E’ scaduto l’ultimatum della Lega Araba che chiedeva al regime sanguinario di Damasco di accettare un piano che prevedeva la cessazione delle ostilità contro la popolazione civile e l’accettazione di osservatori, al fine di verificare il rispetto degli accordi assunti con l’organizzazione. Assad aveva chiesto lo scorso venerdì la modifica a ben 18 clausole, ma la reazione della Lega è stata di totale rifiuto. Per contro, il regime siriano ha inveito contro le decisioni e l’attivismo dell’organizzazione dalle quale è stato sospeso, dichiarando per bocca del ministro degli esteri che non si è mai visto un organismo intervenire contro uno degli stati membri e che sarebbe inaccettabile quanto richiesto dalla Lega Araba, perchè rappresenterebbe una palese violazione della sovranità territoriale di Damasco.
E così, il Paese è sull’orlo di una guerra civile, anche se i dati internazionali sulle vittime dall’inizio degli scontri (circa 3500) indicano che di fatto forse siamo già nel bel mezzo di una guerra civile, causata dalla repressione durissima del regime contro qualsiasi tentativo degli oppositori di reclamare aperture alla democrazia e ai diritti civili e politici.
Certo, in questa occasione, la Lega sta mostrando di muoversi come forse mai dalla sua fondazione. Ciò sarebbe dovuto essenzialmente da due fattori.
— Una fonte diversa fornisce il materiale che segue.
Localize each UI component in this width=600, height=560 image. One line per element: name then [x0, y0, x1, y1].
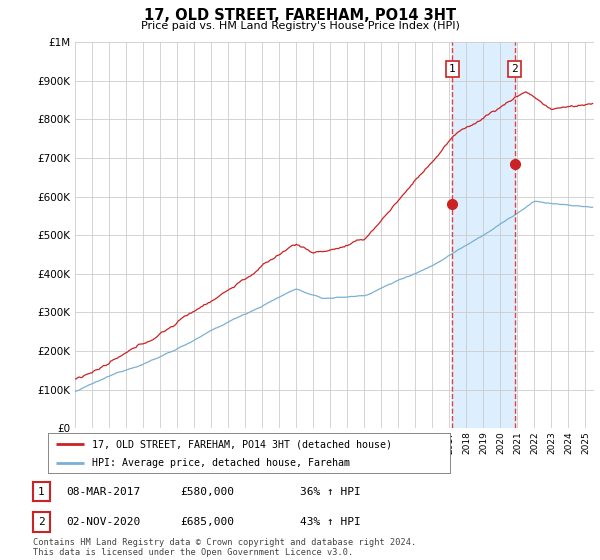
Text: 2: 2	[38, 517, 45, 527]
Text: £685,000: £685,000	[180, 517, 234, 527]
Text: 43% ↑ HPI: 43% ↑ HPI	[300, 517, 361, 527]
Text: 1: 1	[449, 64, 456, 74]
Text: 17, OLD STREET, FAREHAM, PO14 3HT (detached house): 17, OLD STREET, FAREHAM, PO14 3HT (detac…	[92, 439, 392, 449]
Bar	[452, 42, 515, 428]
Text: Price paid vs. HM Land Registry's House Price Index (HPI): Price paid vs. HM Land Registry's House …	[140, 21, 460, 31]
Text: HPI: Average price, detached house, Fareham: HPI: Average price, detached house, Fare…	[92, 458, 350, 468]
Text: Contains HM Land Registry data © Crown copyright and database right 2024.
This d: Contains HM Land Registry data © Crown c…	[33, 538, 416, 557]
Text: 2: 2	[511, 64, 518, 74]
Text: 17, OLD STREET, FAREHAM, PO14 3HT: 17, OLD STREET, FAREHAM, PO14 3HT	[144, 8, 456, 24]
Text: 36% ↑ HPI: 36% ↑ HPI	[300, 487, 361, 497]
Text: 08-MAR-2017: 08-MAR-2017	[66, 487, 140, 497]
Text: £580,000: £580,000	[180, 487, 234, 497]
Text: 02-NOV-2020: 02-NOV-2020	[66, 517, 140, 527]
Text: 1: 1	[38, 487, 45, 497]
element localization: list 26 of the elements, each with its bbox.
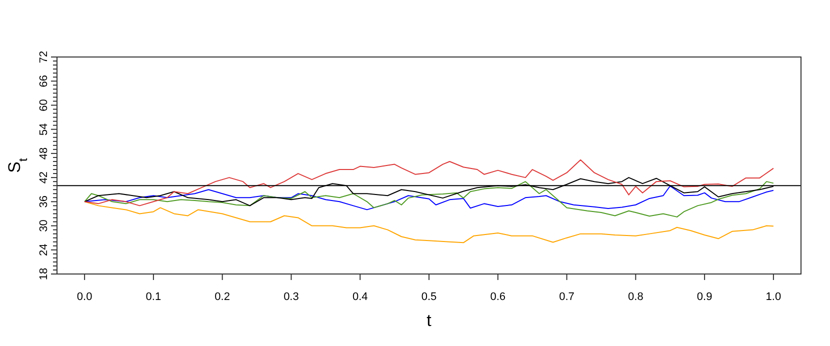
line-series: [84, 185, 774, 210]
line-series: [84, 181, 774, 218]
x-tick-label: 0.2: [214, 291, 230, 303]
line-series: [84, 159, 774, 206]
y-tick-label: 24: [38, 244, 50, 256]
x-tick-label: 0.9: [696, 291, 712, 303]
x-tick-label: 0.8: [628, 291, 644, 303]
x-tick-label: 0.3: [284, 291, 299, 303]
x-tick-label: 0.6: [490, 291, 506, 303]
y-tick-label: 48: [38, 147, 50, 160]
y-tick-label: 72: [38, 50, 50, 64]
y-tick-label: 36: [38, 196, 50, 208]
y-tick-label: 60: [38, 99, 50, 112]
y-tick-label: 54: [38, 123, 50, 136]
x-tick-label: 1.0: [766, 291, 782, 303]
y-tick-label: 66: [38, 74, 50, 88]
y-tick-label: 30: [38, 220, 50, 232]
x-tick-label: 0.4: [352, 291, 368, 303]
x-tick-label: 0.1: [146, 291, 162, 303]
x-tick-label: 0.5: [421, 291, 437, 303]
line-series: [84, 201, 774, 244]
y-tick-label: 18: [38, 268, 50, 280]
x-tick-label: 0.7: [559, 291, 574, 303]
x-tick-label: 0.0: [76, 291, 92, 303]
y-tick-label: 42: [38, 171, 50, 184]
x-axis-title: t: [426, 311, 432, 330]
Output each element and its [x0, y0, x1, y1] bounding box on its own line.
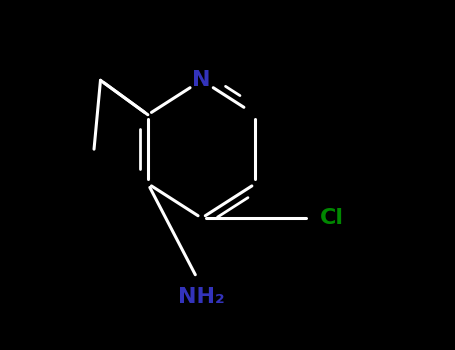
- Text: NH₂: NH₂: [178, 287, 225, 307]
- Text: N: N: [192, 70, 211, 90]
- Text: Cl: Cl: [320, 208, 344, 228]
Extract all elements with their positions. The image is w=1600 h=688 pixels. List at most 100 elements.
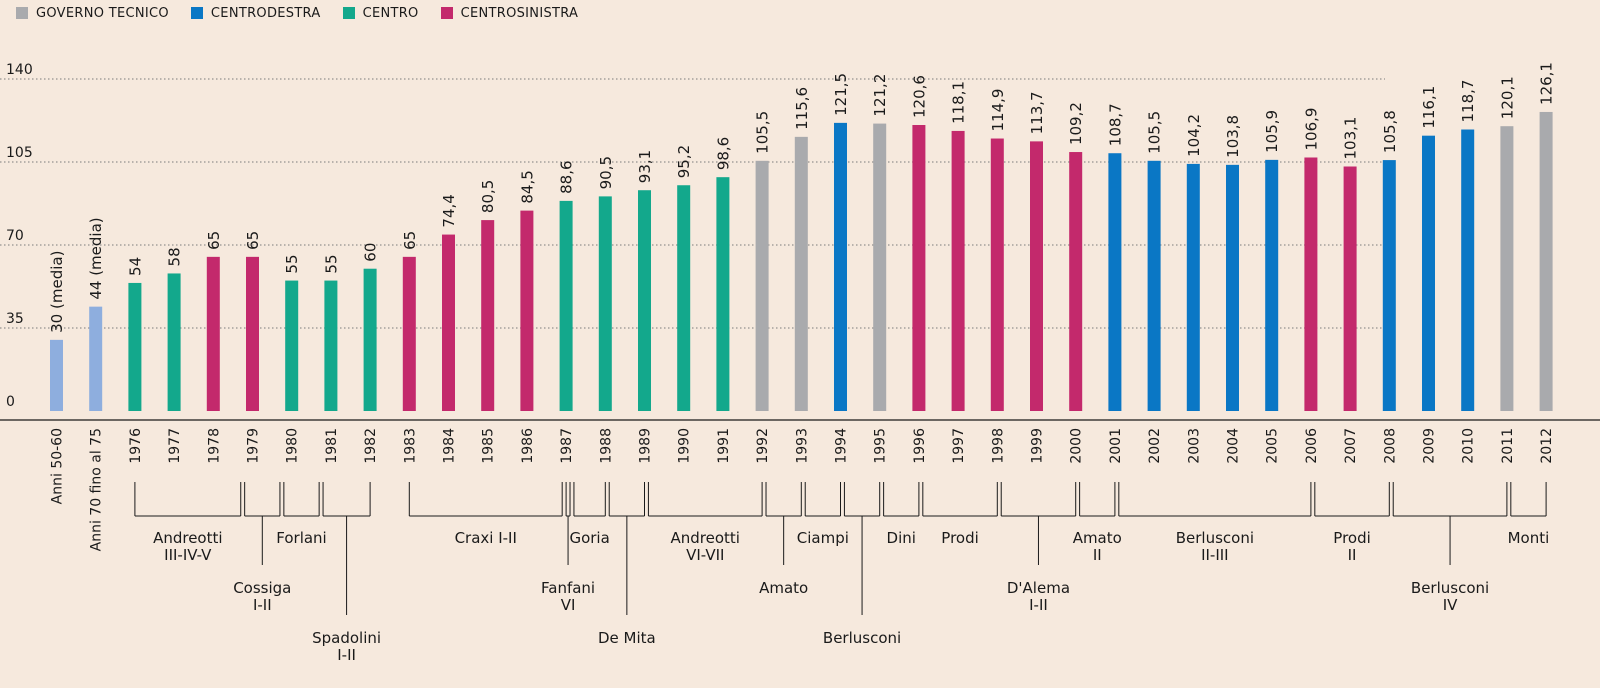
bar [755, 160, 769, 411]
value-label: 103,8 [1224, 115, 1242, 158]
bars [50, 111, 1553, 412]
x-tick-label: 2003 [1186, 428, 1202, 464]
x-tick-label: 1980 [285, 428, 301, 464]
government-label: II-III [1201, 546, 1229, 564]
value-label: 105,5 [754, 111, 772, 154]
value-label: 121,5 [832, 73, 850, 116]
bar [442, 234, 455, 411]
x-tick-label: 2012 [1539, 428, 1555, 464]
x-tick-label: 2010 [1461, 428, 1477, 464]
value-label: 118,7 [1459, 80, 1477, 123]
bar [1147, 160, 1161, 411]
value-label: 115,6 [793, 87, 811, 130]
value-label: 58 [166, 247, 184, 266]
bar [1382, 160, 1396, 411]
bar [716, 177, 730, 411]
x-tick-label: 2004 [1226, 428, 1242, 464]
government-label: II [1093, 546, 1102, 564]
bar [638, 190, 651, 411]
x-tick-label: 1978 [206, 428, 222, 464]
bar [324, 280, 338, 411]
government-label: Forlani [276, 529, 326, 547]
bar [520, 210, 534, 411]
government-label: Monti [1508, 529, 1550, 547]
value-label: 103,1 [1342, 117, 1360, 160]
government-label: Andreotti [153, 529, 222, 547]
value-label: 114,9 [989, 89, 1007, 132]
y-axis-ticks: 0 35 70 105 140 [6, 62, 33, 410]
value-label: 104,2 [1185, 114, 1203, 157]
government-label: IV [1443, 596, 1458, 614]
x-tick-label: 1981 [324, 428, 340, 464]
value-label: 120,6 [910, 75, 928, 118]
government-bracket: Ciampi [797, 482, 849, 547]
government-label: Prodi [941, 529, 979, 547]
government-bracket: Craxi I-II [408, 482, 563, 547]
government-label: Craxi I-II [455, 529, 517, 547]
government-label: Berlusconi [1176, 529, 1254, 547]
government-label: Berlusconi [1411, 579, 1489, 597]
bar [951, 130, 965, 412]
y-tick-label: 140 [6, 62, 33, 78]
value-label: 30 (media) [48, 251, 66, 333]
y-tick-label: 105 [6, 145, 33, 161]
government-label: Prodi [1333, 529, 1371, 547]
government-label: II [1348, 546, 1357, 564]
bar [1500, 126, 1514, 411]
value-label: 121,2 [871, 74, 889, 117]
value-label: 84,5 [518, 170, 536, 203]
bar [363, 268, 377, 411]
bar [873, 123, 887, 411]
value-label: 108,7 [1106, 103, 1124, 146]
value-label: 106,9 [1302, 108, 1320, 151]
legend-item: CENTRO [342, 6, 419, 21]
legend-item: CENTROSINISTRA [440, 5, 579, 21]
legend-swatch [16, 7, 28, 19]
x-tick-label: 1982 [363, 428, 379, 464]
legend-swatch [342, 7, 355, 19]
bar [1186, 163, 1200, 411]
value-label: 93,1 [636, 150, 654, 183]
legend: GOVERNO TECNICO CENTRODESTRA CENTRO CENTROS… [16, 4, 600, 22]
government-bracket: Berlusconi [823, 482, 901, 647]
government-label: I-II [253, 596, 272, 614]
government-label: Spadolini [312, 629, 381, 647]
government-label: Ciampi [797, 529, 849, 547]
bar [1539, 111, 1553, 411]
government-label: VI [561, 596, 576, 614]
value-label: 105,8 [1381, 110, 1399, 153]
x-tick-label: 1990 [677, 428, 693, 464]
x-tick-label: 1989 [638, 428, 654, 464]
government-brackets: AndreottiIII-IV-VCossigaI-IIForlaniSpado… [134, 482, 1550, 664]
x-tick-label: Anni 50-60 [50, 428, 66, 504]
bar [89, 306, 103, 411]
x-tick-label: 1991 [716, 428, 732, 464]
legend-label: CENTROSINISTRA [460, 5, 579, 21]
value-label: 109,2 [1067, 102, 1085, 145]
gridlines [0, 78, 1385, 329]
value-label: 113,7 [1028, 91, 1046, 134]
value-label: 65 [401, 231, 419, 250]
x-tick-label: Anni 70 fino al 75 [89, 428, 105, 551]
bar [1461, 129, 1475, 412]
bar [1343, 166, 1357, 411]
y-tick-label: 0 [6, 394, 15, 410]
value-label: 116,1 [1420, 86, 1438, 129]
bar [559, 200, 573, 411]
value-label: 105,5 [1146, 111, 1164, 154]
x-tick-label: 2000 [1069, 428, 1085, 464]
bar [167, 273, 181, 411]
x-tick-label: 1984 [442, 428, 458, 464]
bar [481, 220, 495, 411]
value-label: 126,1 [1538, 62, 1556, 105]
x-tick-label: 1996 [912, 428, 928, 464]
x-tick-label: 2008 [1382, 428, 1398, 464]
bar [677, 185, 691, 411]
x-tick-label: 1995 [873, 428, 889, 464]
x-tick-label: 1988 [598, 428, 614, 464]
Da un lato, dopo la Primavera Araba, che ha già travolto ben tre regimi nordafricani (Tunisia, Egitto e Libia), l’organizzazione punta a legittimarsi assumendo un ruolo di paciere e di difensore delle popolazioni civili, ovviamente nei limiti di ciò che è pensabile. Altro fatto importante e decisivo nell’attivismo contro la Siria è il timore degli stati del Golfo che, tramite Damasco, l’Iran attui una politica di destabilizzazione del mondo arabo, puntando ad estremizzare gli scontri all’interno di ciascun Paese.
E dopo la fine di Mubarak, tocca ora soprattutto ai sauditi ritagliarsi un ruolo di mediatore e risolutore dei conflitti, puntando sia a contenere l’Iran e la sua pericolosa politica estera, sia anche a sottrarle una leadership, che Teheran mirerebbe a costruirsi per allargare la sua influenza nel mondo arabo, in funzione anti-USA e anti-saudita.
Vassallo del regime degli ayatollah, è molto difficile che Assad possa anche solo minimamente rinsavire. Più probabile che si apra uno scenario non dissimile da quello apertosi a febbraio in Libia, che ha portato alla caduta di Gheddafi. Assad lo sa e per questo si è detto “pronto a morire contro un intervento straniero“.